Music-Recommendation-Engine-Project/Music-Recommendation-Engine

Repository files navigation

Music-Recommendation-Engine

A recommendation system for music and song recommendations is a project that uses machine learning algorithms to analyse data on user's listening habits and recommend new songs that they may be interested in. Recommendation systems are widely used in the music industry. One of the reasons they have become so ubiquitous is due to the fact that online listener behaviour is characterised by cognitive biases - users prefer to take mental shortcuts rather than evaluate a large range of music choices on a daily basis. RS provides these mental shortcuts by offering personalised recommendations based on the user’s preferences.

Valuable Variables

  • Song Lyrics and Sentiment Analysis of the song
  • Binary Encoded songs
  • Waveform of the songs
  • Classical variables employed by the state-of-the-art solutions: history of listening, genre, year of the release of the song
  • Metadata of the song - learned from audio signals in a song recommendation scenario
  • Location of the user
  • Audio-specific: tempo, key, mode
  • Time of day for listening the song
  • Artist embeddings from biographies by combining semantics, text features, and aggregates usage data
  • Feedback from the user - like/dislike of the song

Dataset

The first step was preparing the data related to users and songs from various sources, which become the main dataset for the modelling. This way every fundamental feature is included. The data related to common IDs between the Echo Nest and Spotify APIs was also extracted and combined into a single data frame. This part of the project aimed to ensure the data was clean, accurate, and ready for further analysis and integration into other applications.

Data Sources:

First, the Triplets dataset provided information about users' interactions with songs, including user IDs, song IDs, and play counts. This dataset was used to extract user and song information, which was later used to create a list of unique users and their associated songs. Next, the Songid_name dataset contained song information, including song IDs, song names, and artist names. This dataset was used to extract song names and artist names to enhance our information about the songs. Lastly, the Tracks dataset from the Spotify API was used, which contained song information such as song IDs, artist names, and track URIs. This dataset was used to extract track URIs for each song, which were later used to combine the data from the Echo Nest and Spotify APIs. During the Extract phase, PySpark was used to read and extract the relevant data from the datasets. To handle the large datasets, techniques such as partitioning and caching were used to optimize the performance of the code. Additionally, some datasets had missing or incorrect data, which were handled carefully to ensure that the ETL process would be unaffected.

Transform Phase:

In the Transform phase, PySpark was used to transform the extracted data into a suitable format for merging and analysis. In addition, the data was cleaned and standardized to remove duplicates and inconsistencies. The data was also transformed to include additional columns such as song names, artist names, and track URIs to create a comprehensive list of information about users' songs.

Load Phase:

In the Load phase, the transformed data was loaded into a single data frame called df_users_songMD. This data frame contains all the relevant information about users' songs, including user IDs, song IDs, play counts, song names, artist names, and track URIs. In addition, a unique list of track URIs associated with each song ID was also created by grouping the data by song ID and removing duplicates. An improvement that was attempted was the vectorization of playlists for each song. The data was extracted from one of Spotify's APIs, providing one million playlists containing an average of sixty songs. However, the dataset could have been more manageable regarding size and quality. The unique song IDs were common and had different names and artists, resulting in several problems.

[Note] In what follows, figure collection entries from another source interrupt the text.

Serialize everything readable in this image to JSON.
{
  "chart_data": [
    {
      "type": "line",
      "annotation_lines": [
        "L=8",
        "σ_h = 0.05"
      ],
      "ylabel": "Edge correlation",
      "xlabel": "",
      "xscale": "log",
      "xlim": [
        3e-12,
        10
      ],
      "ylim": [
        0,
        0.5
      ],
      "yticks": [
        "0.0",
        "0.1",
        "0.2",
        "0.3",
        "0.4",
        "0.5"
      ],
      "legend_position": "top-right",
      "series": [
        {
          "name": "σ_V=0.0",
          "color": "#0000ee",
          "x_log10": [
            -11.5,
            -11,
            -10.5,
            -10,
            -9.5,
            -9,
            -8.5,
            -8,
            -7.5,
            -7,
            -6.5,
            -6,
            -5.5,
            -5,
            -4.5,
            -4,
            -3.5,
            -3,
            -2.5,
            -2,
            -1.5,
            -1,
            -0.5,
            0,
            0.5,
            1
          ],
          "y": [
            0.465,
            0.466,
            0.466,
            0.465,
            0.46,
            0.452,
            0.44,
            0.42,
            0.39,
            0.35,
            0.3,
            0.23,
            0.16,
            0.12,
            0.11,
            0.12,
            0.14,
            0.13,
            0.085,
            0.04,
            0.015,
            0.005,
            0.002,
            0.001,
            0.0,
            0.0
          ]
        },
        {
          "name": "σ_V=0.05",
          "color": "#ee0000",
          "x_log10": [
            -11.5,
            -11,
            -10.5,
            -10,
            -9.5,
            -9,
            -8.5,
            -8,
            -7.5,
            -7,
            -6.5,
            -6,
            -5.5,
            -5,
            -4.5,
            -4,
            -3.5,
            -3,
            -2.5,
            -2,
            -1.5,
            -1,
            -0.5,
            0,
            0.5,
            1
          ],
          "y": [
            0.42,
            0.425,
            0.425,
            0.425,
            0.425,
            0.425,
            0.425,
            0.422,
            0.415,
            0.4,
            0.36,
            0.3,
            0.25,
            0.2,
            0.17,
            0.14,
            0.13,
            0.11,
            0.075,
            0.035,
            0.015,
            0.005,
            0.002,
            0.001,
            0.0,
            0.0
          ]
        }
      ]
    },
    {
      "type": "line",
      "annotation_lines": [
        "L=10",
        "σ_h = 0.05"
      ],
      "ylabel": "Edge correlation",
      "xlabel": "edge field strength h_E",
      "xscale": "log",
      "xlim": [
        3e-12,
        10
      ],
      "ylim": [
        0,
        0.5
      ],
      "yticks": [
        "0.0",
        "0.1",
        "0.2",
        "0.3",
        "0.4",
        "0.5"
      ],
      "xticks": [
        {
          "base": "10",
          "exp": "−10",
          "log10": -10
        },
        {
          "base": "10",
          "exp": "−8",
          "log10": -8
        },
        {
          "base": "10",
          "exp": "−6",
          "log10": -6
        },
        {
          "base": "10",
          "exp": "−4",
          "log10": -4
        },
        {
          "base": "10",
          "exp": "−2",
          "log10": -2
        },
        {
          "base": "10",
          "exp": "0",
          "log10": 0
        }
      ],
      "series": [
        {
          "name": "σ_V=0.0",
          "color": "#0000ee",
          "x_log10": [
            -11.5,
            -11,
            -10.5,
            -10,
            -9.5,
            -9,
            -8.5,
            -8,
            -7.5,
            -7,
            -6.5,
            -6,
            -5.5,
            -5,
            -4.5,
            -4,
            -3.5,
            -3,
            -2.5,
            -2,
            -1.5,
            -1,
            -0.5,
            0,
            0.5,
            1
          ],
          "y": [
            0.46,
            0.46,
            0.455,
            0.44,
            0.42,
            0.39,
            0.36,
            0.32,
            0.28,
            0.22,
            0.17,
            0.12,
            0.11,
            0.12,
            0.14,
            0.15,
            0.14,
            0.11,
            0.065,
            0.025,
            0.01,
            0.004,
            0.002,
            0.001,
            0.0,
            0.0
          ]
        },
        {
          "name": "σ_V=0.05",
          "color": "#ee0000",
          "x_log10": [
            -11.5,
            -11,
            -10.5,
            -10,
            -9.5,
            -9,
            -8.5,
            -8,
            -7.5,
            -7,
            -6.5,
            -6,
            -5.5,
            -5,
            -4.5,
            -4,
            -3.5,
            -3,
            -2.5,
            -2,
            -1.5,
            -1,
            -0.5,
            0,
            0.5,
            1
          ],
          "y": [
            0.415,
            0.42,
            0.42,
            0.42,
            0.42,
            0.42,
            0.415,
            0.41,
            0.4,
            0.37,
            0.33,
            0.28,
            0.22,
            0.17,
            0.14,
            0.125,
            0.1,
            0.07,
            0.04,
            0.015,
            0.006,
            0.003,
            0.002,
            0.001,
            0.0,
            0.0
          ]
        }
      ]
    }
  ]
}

A decision was made only to select the first artist, which reduced nearly half the dataset when filtering. The investigation and testing of the vectorisation revealed that the number of unique playlists and their assigned IDs was chaotic, which was resolved after fixing a coding error. However, it did not work either, resulting in more issues related to character encoding and duplicate names. After combining the playlist-transformed data with the metadata, only thirty thousand songs in common were found out of a balanced one million to two hundred thousand songs. Therefore, the decision was made not to use the playlist data.

Models used

The Modelling process consisted of building four different models and observing their performance. The models built were the following:

Popularity-based Recommendation System

The popularity-based system is based on the count of user ids for each unique song. It has the following principal steps:

  1. Get a count of user ids for each unique song as a recommendation score
    
  2. Sort the songs based on the scores 
    
  3. Generate a recommendation rank based on the score
    
  4. Generate top ten recommendations according to the rank
    

It is tested using precision and recall.

Item Similarity-based Collaborative Filtering Model

The system works by calculating the similarity between user songs and all unique songs in the training data. It has the following principal steps:

  1. Get unique songs of a given user
    
  2. Get unique users for a given song
    
  3. Get unique songs in the training data
    
  4. Construct a cooccurrence matrix by calculating the similarities between the songs associated with a user and all unique songs
    
  5. Generate top ten recommendations based on the cooccurrence matrix
    

It is tested using precision and recall. It can be observed that the Item-Similarity based Collaborative Filtering Model outperforms the Popularity-based Recommendation System.

K-Means Clustering

The recommendation system clusters songs by implementing K-Means using sklearn library and generates recommendations according to the clusters. It has the following principal steps:

  1. Find optimal number of clusters using the Elbow method
    
  2. Fit the K-means model
    
  3. Add a column with the corresponding clusters
    
  4. Find out the maximum occurring cluster number according to user’s favorite track types
    
  5. Sort the cluster numbers and find out the number which occurs the most
    
  6. Get the tracks of that cluster and print the first five rows of the dataframe having that cluster number as their type
    

It is tested using the silhouette score – 0.52 on a scale from -1 to 1.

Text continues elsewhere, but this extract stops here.